Bitly Brings Link Shortening to the iPhone at Last

Bitly’s fun pufferfish has long been a friend to verbose tweeters who needed to keep it under 140 characters, and if all you use Bitly for is shortening URLs, that’s enough. But there’s another side to Bitly, an even more useful side, that allows online marketers and bloggers to track how many “clicks” their links are getting. It’s pretty easy and fairly important if you make your living on the internet, but there hasn’t been a good way to generate those little links on iOS until now.

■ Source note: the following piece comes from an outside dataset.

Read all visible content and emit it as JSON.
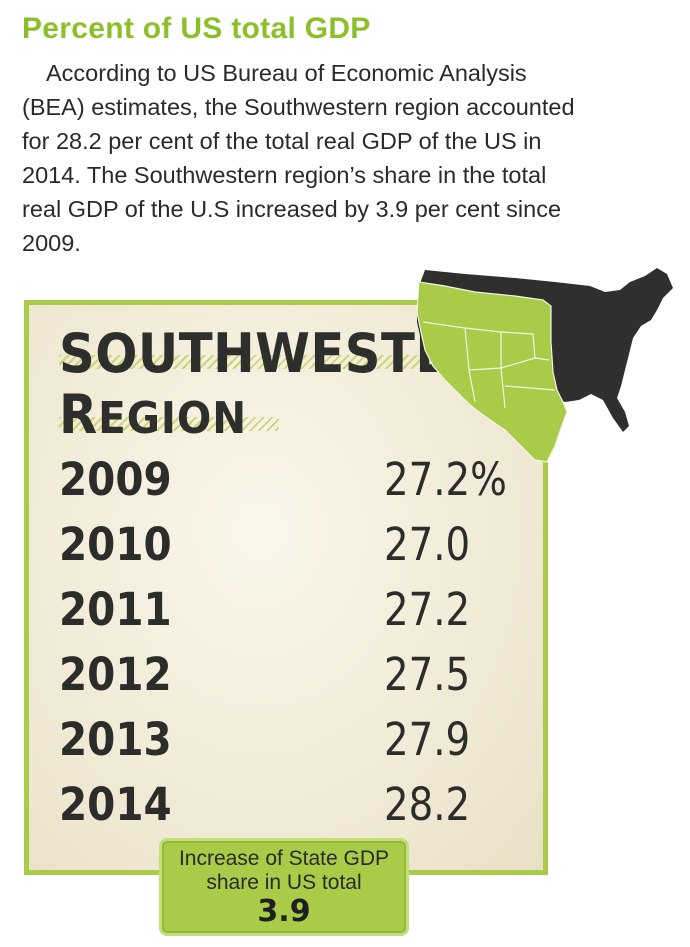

Bitly recently relaunched their website, and with it they launched their first iOS app simply named, Bitly. They’ve made Bitly more social by integrating Twitter and Facebook and creating community curated groups of links, or bitmarks. But does the iOS app work as well as the webapp and browser extensions? And will it have the same analytical functionality for those who need that information? Let’s find out together. 

Making Short Work of Links

There are three ways to add URLs to Bitly. The first is to just tap the plus sign and start typing in your URL, but this is probably the least efficient way. The second way is to copy the URL you want to shorten. You can do this in Safari or really any app. Then you open up Bitly, which will auto-detect the copied URL and help you choose what you want to do with it.

Adding a bitmark to Bitly via copy and editing your new bitmark.

Adding a bitmark to Bitly via copy and editing your new bitmark.

You can also save a link to work with later directly from your mobile browser by emailing it to a unique email address generated for you by Bitly, likely to be something hilarious if my own Bitly email is any indication. You’ll get a similar email address for sharing to Facebook and Twitter. The URL’s title goes in the subject of the email, and the URL and any notes you want to make about the URL go in the body. This third way is best when you want to save and shorten several URLs at once but don’t have time to edit and tag them or just want to share something on the fly.

When either manually entering a URL or adding it via copy, you’ll be taken to the edit screen, called “Add a bitmark.” When I tried to add a video, Bitly autogenerated the title “Dailymotion” for my link. As soon as I would delete that title to add my own, more descriptive title, Bitly would autogenerate the same boring, generic title. To get around that, I had to start tapping out my title and then delete Bitly’s, all in all, an annoying process.

Choosing a bitmark from the list and editing an existing bitmark.

Choosing a bitmark from the list and editing an existing bitmark.

You then choose whether the link is public and add a little description. When you’re done, you can copy or share your freshly generated bitmark. Once your link has been out there for a while, you can go back and check its click stats.

Where Does it Fall Short?

“Click stats?” I hear you calling to me from across the internet. Why do I even care about that? Well, when I’m not giving you folks the scoop on the latest apps, I’m internet marketing like nobody’s business, and this is vital stuff if I want to prove to a client they got traffic because of something I did. I’m also a freelance writer and want to know how well my links are doing when I share them on social media.

You can view a bitmark's stats or share it on Twitter and Facebook.

You can view a bitmark's stats or share it on Twitter and Facebook.

This is where the iOS app goes to pot for me and I have to fall back on the webapp. The click stats just aren’t that good. It tells you how many times that bitmark was clicked in total from any Bitly generated link and how many of those were your link. That’s all. I’m used to knowing when my bitmark was clicked, what countries those clicks came from and whether those links were in Twitter, Facebook or an email. None of that info is in this release of the Bitly iOS app. If my shared bitmark did swimmingly on Facebook but didn’t get any traction on Twitter, that’s good information to have so I can tailor how I share my link next time.

Another missed feature is Bundles, curated groups of bitmarks (not unlike Pinboards on Pinterest) that you and your friends can add to and share. This is new to the relaunch of Bitly’s webapp, and while you can add bitmarks to Bundles in the iOS app, you can’t see or interact with the Bundles in a meaningful way.

The Long and the Short of It

Bitly is definitely still working out some kinks with this release. During sign up, the app instructed me to set the default privacy settings for saving and sharing links, but I can’t find that setting anywhere. I’ve actually only just been able to login for the first time, as for days the login would time out or just wouldn’t work. Before that, Bitly had been crashing on load. After three weeks of crashing and login failures, I admit I was managing my expectations.

I’m happy to finally see an official Bitly release for iOS, but I wish they’d held back and given a better effort. The huge technical errors combined with the lack of functionality for the pros really leave me with a bad taste in my mouth. Then again if all you need is a way to shorten the link to that novelty cat bed you saw on ThinkGeek so that you can email, message or tweet it to your mom, this is great app for that. It’s really simple to use and not overburdened with a lot of stuff that’s going to get your way. If you want the analytics though, the iOS app isn’t your best bet.


Has the basics for link shortening, but it's missing some of the favorites from the webapp.